How to Season a Cast-Iron Skillet
You can season a cast-iron skillet in the oven or on the stove. Both methods require getting your cast iron greased up, then absolutely blasting it with heat. In an oven, give it about an hour at 500°F. On the stove, hit it with high heat until it starts to smoke (and make sure to keep the window open). You can even season your cast iron by not seasoning it, though the assumption is you use it often enough that it seasons naturally.
What Are the Best Oils to Use to Season a Cast-Iron Skillet?
Grapeseed oil is the overwhelming favorite among experts. It has a high smoke point and makes for a super-slick finish. The next best things to use are animal fats and flaxseed oil. Never use olive oil.
More Great Cast-Iron Skillets
Stargazer Cast Iron Skillet
Though it’s hard to place it as absolute best at any one thing, the Stargazer is a great blend of all buying factors. High-sloping walls with a unique and fairly dramatic lip around the edge mean you can toss veggies and home fries up and back down with little oil splash. The seasoning it shipped with was excellent, but you can order it unseasoned if you prefer. It’s middle of the pack in weight, and it has a large square-angled front grip that is easy to get a hold of when you’re wearing an oven mitt.
Available sizes: 10.5-inch to 12-inch
Smithey Ironware Company Skillet
In most industries, retrospective homages to products past are meant more to trigger nostalgia than perform to the day’s standards. This is not so in cast-iron. Smithey’s skillets are made with heavy gauge iron, a three-finger front grip and an exquisitely milled down, pre-seasoned cooking surface. There’s even a heat ring on the base of the pan, so if you somehow find yourself standing in front of an old indented wood stove, you’ll fit right in.
Available sizes: 8-inch, 10-inch 12-inch (everything in between)
Finex Cast Iron Cookware Company Skillet
The Finex pan sports a similar machine-smoothed cooking surface as others on our list. The corners create many areas to pour out sauces or excess grease, yes, but there isn’t much out there on its proficiency in the oven. This particular skillet’s cooking surface is also just a quarter-inch shy of standard pie size. The base of Finex pieces is thicker than your typical cast-iron base, providing more balanced cooking temperatures. This is useful when dealing with the longer cook times baking often entails. The trademark corners are absolutely ripe to wedge spatulas into to lift your hard work out of the pan. You can even get a lid for the thing.

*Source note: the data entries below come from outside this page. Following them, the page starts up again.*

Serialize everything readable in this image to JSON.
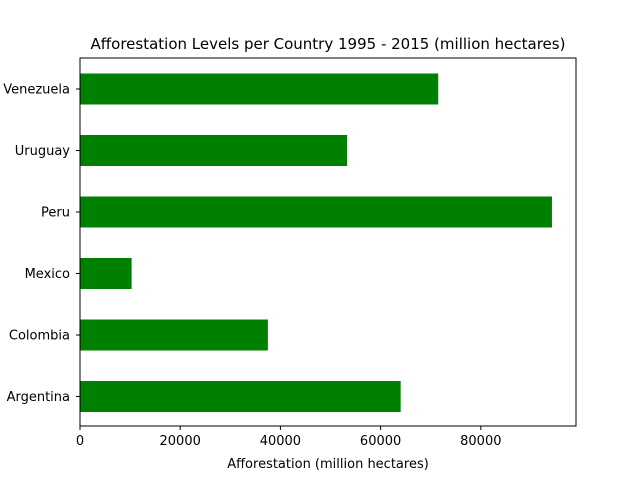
{
  "chart_data": {
    "type": "bar",
    "orientation": "horizontal",
    "title": "Afforestation Levels per Country 1995 - 2015 (million hectares)",
    "xlabel": "Afforestation (million hectares)",
    "ylabel": "",
    "categories": [
      "Argentina",
      "Colombia",
      "Mexico",
      "Peru",
      "Uruguay",
      "Venezuela"
    ],
    "values": [
      64000,
      37500,
      10300,
      94200,
      53300,
      71500
    ],
    "xlim": [
      0,
      99000
    ],
    "xticks": [
      0,
      20000,
      40000,
      60000,
      80000
    ],
    "grid": false,
    "legend": "none",
    "bar_color": "#008000"
  }
}
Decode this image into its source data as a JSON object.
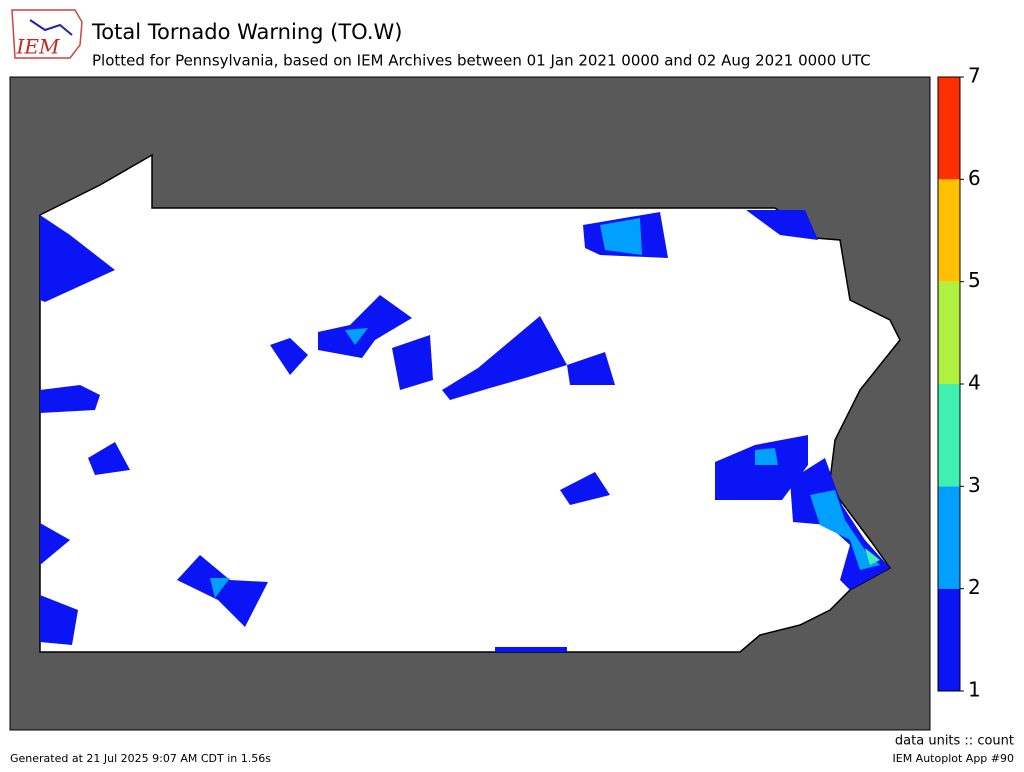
{
  "header": {
    "logo": "IEM",
    "title": "Total Tornado Warning (TO.W)",
    "subtitle": "Plotted for Pennsylvania, based on IEM Archives  between 01 Jan 2021 0000 and 02 Aug 2021 0000 UTC"
  },
  "colorbar": {
    "lim": [
      1,
      7
    ],
    "ticks": [
      1,
      2,
      3,
      4,
      5,
      6,
      7
    ],
    "colors": [
      "#0a14f5",
      "#00a0ff",
      "#40f0b0",
      "#b0f040",
      "#ffc000",
      "#ff3000"
    ],
    "units": "data units :: count"
  },
  "footer": {
    "generated": "Generated at 21 Jul 2025 9:07 AM CDT in 1.56s",
    "app": "IEM Autoplot App #90"
  }
}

Available sizes: 8-inch, 10-inch, 12-inch
Borough Furnace Skillet
Based in Owego, New York, Borough Furnace has its eye trained on unique skillets. Its pans feature low walls that allow more air flow than any other on this list, an extra-large front grip and a really, really heavy base. But it’s also the most eco-minded skillet maker out there. The whole facility is run off wind off-sets and solar power, and every skillet is made with recycled iron. The only downside? The handle’s unique shape isn’t a very comfortable grip.